Op 1 maart 1901, toen de thans nog in functie zijnde directeur de heer F. Folkerts werd benoemd, was het aantal liters verwerkte melk reeds gestegen tot 4 miljoen. Het vetgehalte was echter in die jaren nog zeer slecht, terwijl daarnaast natuurlijk de melk ontzettend vuil was. De directeur, met wie we dezer dagen een kort onderhoud hadden, schetste dat er melk aan de fabriek werd afgeleverd die totaal blauw van het vuil was. Dit was ook geen wonder, daar alle melk via zandwegen vervoerd moest worden en men zeven, watten etc. toen nog niet kende.

Spoedig hierna bleek de fabriek te klein te zijn om de aangevoerde melk te verwerken en de primitieve machines die deze fabriek toen nog bezat waren niet in staat om de melk tot goede boter te verwerken.

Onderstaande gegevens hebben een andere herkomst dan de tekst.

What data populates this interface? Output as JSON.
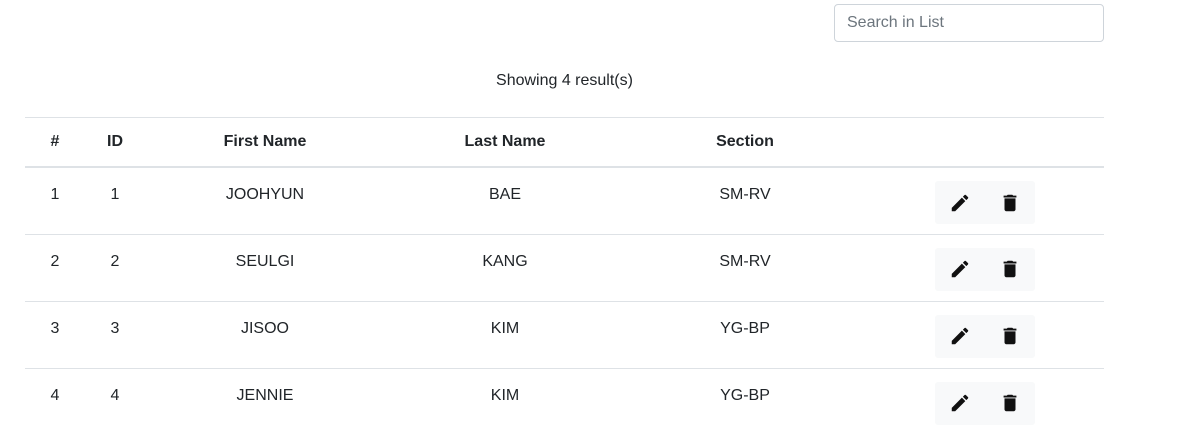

Spoedig werden dan ook eenige verbeteringen aangebracht totdat in het jaar 1908 de fabriek met inbegrip van de verschillende machines geheel werd vernieuwd. Het aantal leveranciers breidde zich in die jaren zeer sterk uit, waardoor ook de aanvoer van de melk aan de fabriek in gelijken tred steeg. Reeds spoedig bleek dan ook weer dat de fabriek op de verwerking van deze groote hoeveelheid melk niet berekend was en in 1924 werd dan ook besloten om weer een geheel nieuwe fabriek te bouwen, plus een nieuwe directeurswoning, daar de oude woning bij de nieuwe fabriek werd aangetrokken. Ook de machines werden weer geheel vernieuwd.